Durch die Lochtenne konnte genügend Luft an das Brennmaterial kommen. Dadurch konnte der Ofen mit Kohle geheizt werden.

Über der dritten Linie außen am Ofen sind weitere drei kleine Öffnungen für die Belüftung. Dadurch konnte auf den Ofen ein Gefäß gestellt werden und das Brennmaterial bekam trotzdem genügend Luft.

Am Ofen sind keine Spuren von Ruß. Das bedeutet, er wurde nicht benutzt.

Solche Öfen sind seit dem späten Mittelalter bekannt. In Schriften aus dem 16. Jahrhundert bis zum 18. Jahrhundert sind sie beschrieben und es gibt Bilder davon. Mit Hilfe dieser Öfen haben Apotheker zum Beispiel Flüssigkeiten destilliert oder Metalle geschmolzen.

In Rodewisch wurden Teile von mindestens drei Öfen gefunden.
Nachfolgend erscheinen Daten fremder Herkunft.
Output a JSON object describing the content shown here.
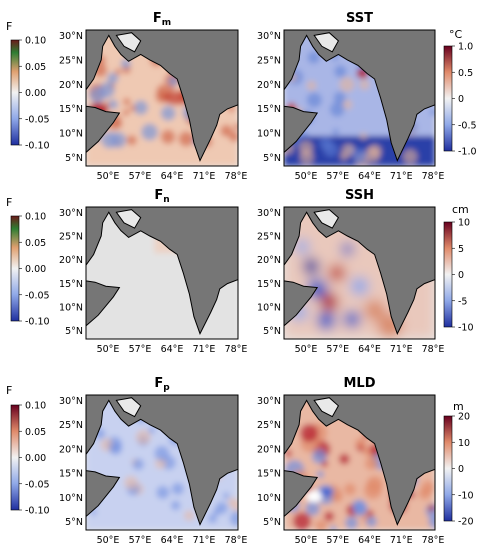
{
  "panels": [
    {
      "id": "fm",
      "title": "F",
      "sub": "m",
      "x_ticks": [
        "50°E",
        "57°E",
        "64°E",
        "71°E",
        "78°E"
      ],
      "y_ticks": [
        "30°N",
        "25°N",
        "20°N",
        "15°N",
        "10°N",
        "5°N"
      ]
    },
    {
      "id": "sst",
      "title": "SST",
      "x_ticks": [
        "50°E",
        "57°E",
        "64°E",
        "71°E",
        "78°E"
      ],
      "y_ticks": [
        "30°N",
        "25°N",
        "20°N",
        "15°N",
        "10°N",
        "5°N"
      ]
    },
    {
      "id": "fn",
      "title": "F",
      "sub": "n",
      "x_ticks": [
        "50°E",
        "57°E",
        "64°E",
        "71°E",
        "78°E"
      ],
      "y_ticks": [
        "30°N",
        "25°N",
        "20°N",
        "15°N",
        "10°N",
        "5°N"
      ]
    },
    {
      "id": "ssh",
      "title": "SSH",
      "x_ticks": [
        "50°E",
        "57°E",
        "64°E",
        "71°E",
        "78°E"
      ],
      "y_ticks": [
        "30°N",
        "25°N",
        "20°N",
        "15°N",
        "10°N",
        "5°N"
      ]
    },
    {
      "id": "fp",
      "title": "F",
      "sub": "p",
      "x_ticks": [
        "50°E",
        "57°E",
        "64°E",
        "71°E",
        "78°E"
      ],
      "y_ticks": [
        "30°N",
        "25°N",
        "20°N",
        "15°N",
        "10°N",
        "5°N"
      ]
    },
    {
      "id": "mld",
      "title": "MLD",
      "x_ticks": [
        "50°E",
        "57°E",
        "64°E",
        "71°E",
        "78°E"
      ],
      "y_ticks": [
        "30°N",
        "25°N",
        "20°N",
        "15°N",
        "10°N",
        "5°N"
      ]
    }
  ],
  "colorbars": {
    "left": {
      "label": "F",
      "ticks": [
        "0.10",
        "0.05",
        "0.00",
        "-0.05",
        "-0.10"
      ]
    },
    "sst": {
      "label": "°C",
      "ticks": [
        "1.0",
        "0.5",
        "0",
        "-0.5",
        "-1.0"
      ]
    },
    "ssh": {
      "label": "cm",
      "ticks": [
        "10",
        "5",
        "0",
        "-5",
        "-10"
      ]
    },
    "mld": {
      "label": "m",
      "ticks": [
        "20",
        "10",
        "0",
        "-10",
        "-20"
      ]
    }
  },
  "colors": {
    "land": "#767676",
    "ocean_neutral": "#e6e6e6",
    "warm": "#b2182b",
    "cool": "#2c58c8"
  }
}
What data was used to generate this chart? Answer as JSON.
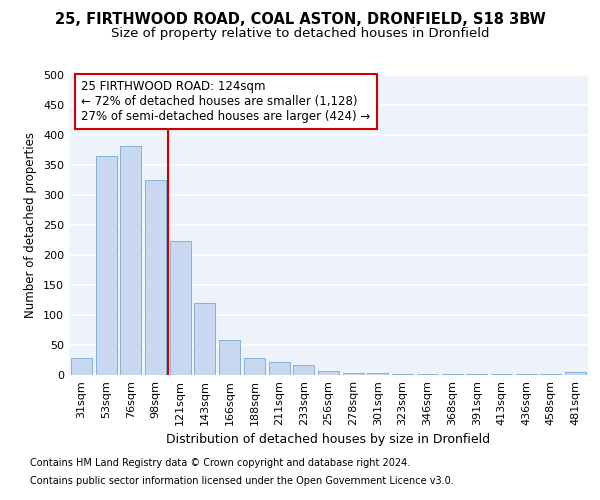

Tonnenförmiger, tragbarer Ofen aus heller Irdenware mit zwei Tragegriffen und Standboden. Der Tischofen wurde auf einer Drehscheibe hergestellt und besteht aus sandgemagertem, hellem Ton mit durch oxidierenden Brand rötlich-beiger Farbe. Der Rand ist nach außen umgebogen und gewellt. Drei horizontal umlaufende Kerben mit dazwischen liegenden Wellenfurchen gliedern die äußere Erscheinung. Die unten geschlossene Aschekammer ist durch eine Lochtenne von der oben offenen Brennkammer getrennt. Beide Bereiche haben eine seitliche Beschickungsöffnung, die Brennkammer hat außerdem zwei weitere Belüftungsschlitze direkt oberhalb der Tenne. Die Lochtenne, die eine gleichmäßige Luftzufuhr gewährleistet, weist auf die Verwendung von Kohle statt Holz hin. Drei weitere Durchstiche im oberen Drittel der Wandung erlauben einen Luftzug, auch wenn ein Gefäß obenauf gestellt wurde. Öfen dieser Art sind seit dem Spätmittelalter belegt und in zahlreichen alchemistischen Schriften des 16. bis 18. Jahrhunderts abgebildet und dienten z. B. Apothekern zum Destillieren, Erhitzen von Sandbädern oder zum Schmelzen von Metallen mit niedrigem Schmelzpunkt. Es handelt sich dabei um die einfachste Art eines alchemischen Ofens, dessen Hitzezufuhr nicht steuerbar ist. Vergleichsfunde fanden sich am Leipziger Augustusplatz oder auf der Burg Thann bei Nürnberg. Der Ofen weist keine Rußspuren auf, die eine Nutzung belegen würden. Aus Rodewisch liegen Fragmente von mindestens drei weiteren Tischöfen vor.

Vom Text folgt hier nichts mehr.